L’enjeu de la récupération des déchets
Sur un autre plan et, selon toujours l’AND, 10,3 millions de tonnes de déchets sont générés chaque année dont seulement 2,9 millions seraient valorisées. Un cadre du ministère de l’environnement et de l’aménagement du territoire révèle que des entreprises suisses,via des expatriés , ont fait un forcing pour pouvoir exploiter des décharges contrôlées -hors CET- (récupération, compostage, méthanisation) en vain. La bureaucratie érigée en mode de gestion par les responsables de tutelle a découragé tout le monde, fait –il remarquer.
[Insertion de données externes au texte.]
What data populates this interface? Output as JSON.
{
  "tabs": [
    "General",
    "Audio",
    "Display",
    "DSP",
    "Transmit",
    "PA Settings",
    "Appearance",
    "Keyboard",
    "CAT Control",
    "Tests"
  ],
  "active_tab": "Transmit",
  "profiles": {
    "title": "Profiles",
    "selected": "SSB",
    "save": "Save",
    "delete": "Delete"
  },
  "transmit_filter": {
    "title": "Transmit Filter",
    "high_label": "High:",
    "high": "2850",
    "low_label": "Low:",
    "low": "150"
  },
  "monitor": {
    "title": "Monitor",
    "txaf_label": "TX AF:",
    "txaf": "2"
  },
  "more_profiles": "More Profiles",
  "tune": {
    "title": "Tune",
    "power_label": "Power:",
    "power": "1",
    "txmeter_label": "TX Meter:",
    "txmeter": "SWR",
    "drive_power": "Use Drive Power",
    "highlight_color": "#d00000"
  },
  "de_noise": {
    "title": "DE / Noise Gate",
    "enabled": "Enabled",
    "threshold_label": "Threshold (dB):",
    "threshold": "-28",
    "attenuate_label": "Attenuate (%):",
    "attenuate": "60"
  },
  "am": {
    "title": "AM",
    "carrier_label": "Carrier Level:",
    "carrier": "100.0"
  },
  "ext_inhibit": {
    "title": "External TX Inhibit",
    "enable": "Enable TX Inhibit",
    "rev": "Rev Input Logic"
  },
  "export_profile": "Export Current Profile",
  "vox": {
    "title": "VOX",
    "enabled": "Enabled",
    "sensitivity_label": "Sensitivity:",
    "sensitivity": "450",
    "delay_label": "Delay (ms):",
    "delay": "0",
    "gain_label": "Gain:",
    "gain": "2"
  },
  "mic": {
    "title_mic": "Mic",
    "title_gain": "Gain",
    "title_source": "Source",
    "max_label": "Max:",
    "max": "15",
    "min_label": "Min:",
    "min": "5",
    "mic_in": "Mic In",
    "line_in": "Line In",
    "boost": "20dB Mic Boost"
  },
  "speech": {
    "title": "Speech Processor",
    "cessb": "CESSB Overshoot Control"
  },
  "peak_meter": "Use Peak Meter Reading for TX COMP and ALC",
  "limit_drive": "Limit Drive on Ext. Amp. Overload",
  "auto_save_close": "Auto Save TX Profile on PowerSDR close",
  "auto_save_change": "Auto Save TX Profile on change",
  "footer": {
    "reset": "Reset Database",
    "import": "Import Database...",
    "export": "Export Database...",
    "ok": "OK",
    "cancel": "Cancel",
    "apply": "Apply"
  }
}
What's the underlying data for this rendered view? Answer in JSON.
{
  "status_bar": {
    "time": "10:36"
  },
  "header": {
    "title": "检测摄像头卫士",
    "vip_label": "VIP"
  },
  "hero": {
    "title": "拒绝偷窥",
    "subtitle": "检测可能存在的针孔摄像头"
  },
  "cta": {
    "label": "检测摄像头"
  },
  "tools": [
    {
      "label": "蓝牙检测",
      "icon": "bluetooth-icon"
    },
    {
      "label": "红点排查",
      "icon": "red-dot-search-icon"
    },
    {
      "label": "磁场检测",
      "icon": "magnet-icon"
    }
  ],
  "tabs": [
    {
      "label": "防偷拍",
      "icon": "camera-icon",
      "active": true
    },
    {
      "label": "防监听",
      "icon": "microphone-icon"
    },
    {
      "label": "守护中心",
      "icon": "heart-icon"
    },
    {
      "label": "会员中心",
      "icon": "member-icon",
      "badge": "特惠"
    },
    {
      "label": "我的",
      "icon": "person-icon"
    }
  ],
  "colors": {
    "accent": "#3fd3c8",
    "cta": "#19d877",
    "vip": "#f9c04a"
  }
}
Plusieurs pays émergents ou en développement ont vérifié ,à leurs dépens, que la gestion des déchets managers dans les grands centres urbains n’est pas simplement une affaire financière et d’addition de moyens. Pour les experts du domaine, il s’agit du management et du savoir faire d’une branche de l’économie moderne qui considère que quelque soit le déchet produit, il a d’abord une valeur économique. C’est ainsi que les schémas directeurs mis en place et exécutés dans l’Union Européenne permettent de récupérer 39% des déchets produits (50% en Scandinavie
Il y a mieux. A l’horizon 2020, la ville de San Francisco qui récupère déjà 80% de ses déchets (entre recyclage et compostage) se fixe l’objectif de « Zéro déchet non recyclé ou composté » pour éviter d’utiliser des décharges ou des incinérateurs, très polluants !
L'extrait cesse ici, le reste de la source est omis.